A first problem with this argument is that it makes use of the fact that $\nabla f(x) = \phi'(\|x\|)\frac{x}{\|x\|}$ and that $\nabla f$ is also a radial function. Proving this properly requires more or less as much calculations as computing directly the laplacian. But this properties can be easily seen when picturing a radial function.

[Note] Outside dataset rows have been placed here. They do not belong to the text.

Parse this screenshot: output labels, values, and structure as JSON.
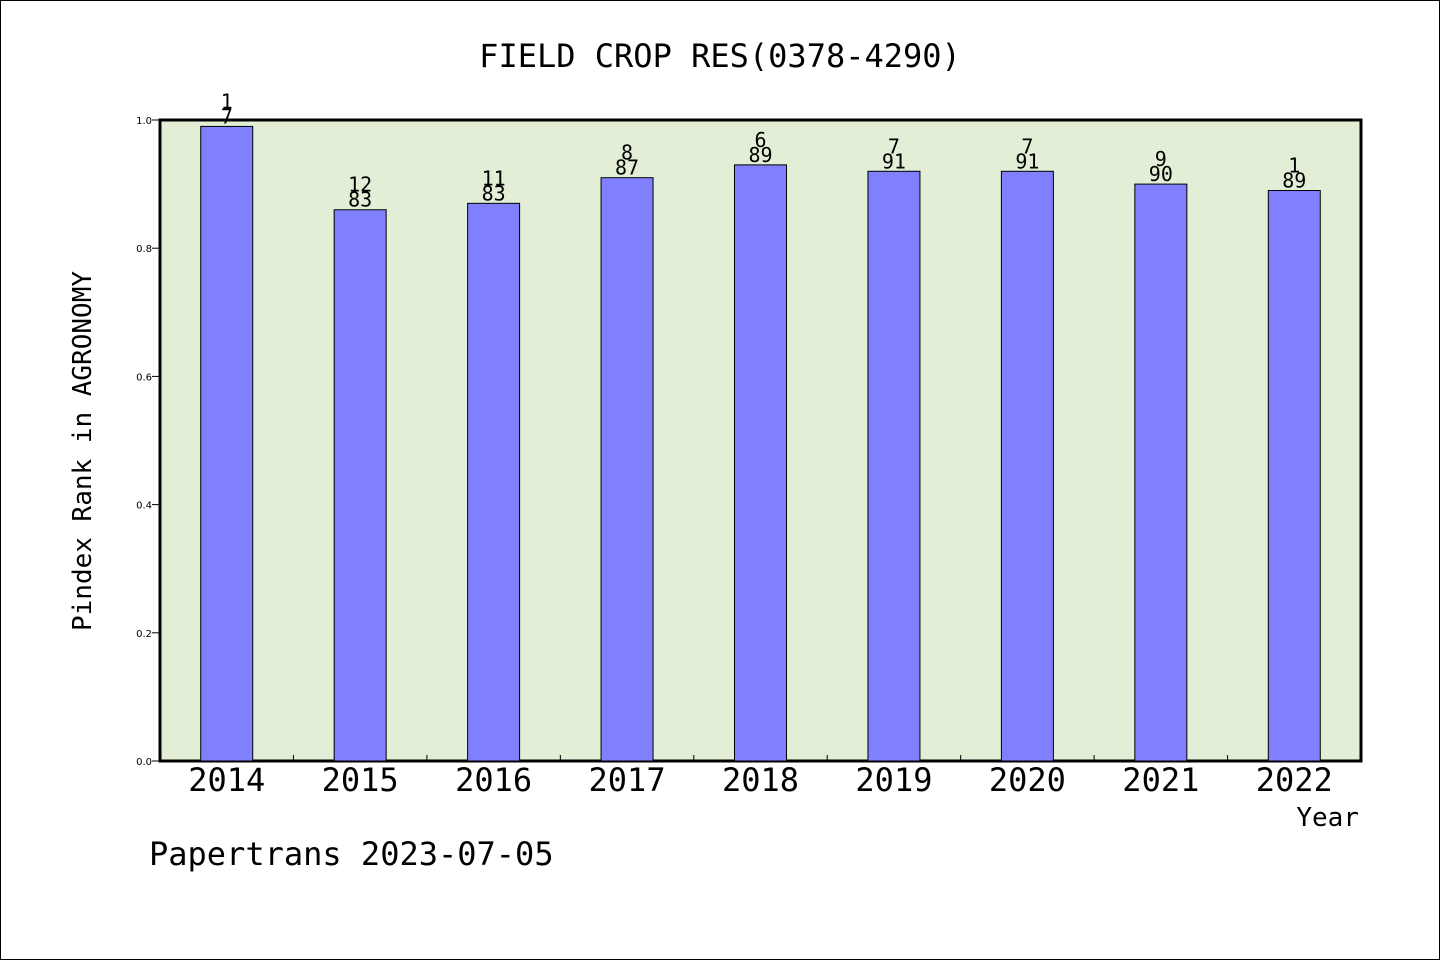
{
  "chart_data": {
    "type": "bar",
    "title": "FIELD CROP RES(0378-4290)",
    "xlabel": "Year",
    "ylabel": "Pindex Rank in AGRONOMY",
    "categories": [
      "2014",
      "2015",
      "2016",
      "2017",
      "2018",
      "2019",
      "2020",
      "2021",
      "2022"
    ],
    "values": [
      0.99,
      0.86,
      0.87,
      0.91,
      0.93,
      0.92,
      0.92,
      0.9,
      0.89
    ],
    "label_top": [
      "1",
      "12",
      "11",
      "8",
      "6",
      "7",
      "7",
      "9",
      "1"
    ],
    "label_bottom": [
      "7",
      "83",
      "83",
      "87",
      "89",
      "91",
      "91",
      "90",
      "89"
    ],
    "ylim": [
      0,
      1.0
    ],
    "yticks": [
      "0.0",
      "0.2",
      "0.4",
      "0.6",
      "0.8",
      "1.0"
    ],
    "grid": false,
    "colors": {
      "bar": "#8080ff",
      "plot_background": "#e2efd6",
      "axis": "#000000"
    }
  },
  "footer": {
    "text": "Papertrans 2023-07-05"
  }
}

The gradient must be orthogonal to the plane tangent to $B_{r}$ in $x$ (because $f$ is constant on $B_{r}$), so it is colinear to $x$ and must have norm $\phi'(r)$. The laplacian can be expressed from the local mean of $f$, so it should by invariant by isometry by radiality of $f$ and hence only depend on $r$.

The advantage of this proof is that it gives a faint idea of why a $r^{n-1}$ goes in and out the expression of the laplacian: the radiality of $f$ makes it possible to compute the laplacian on the whole $\partial B_{r}$ at once and not only in one point, so the $r^{n-1}$ appears when taking means over the $\partial B_{r}$.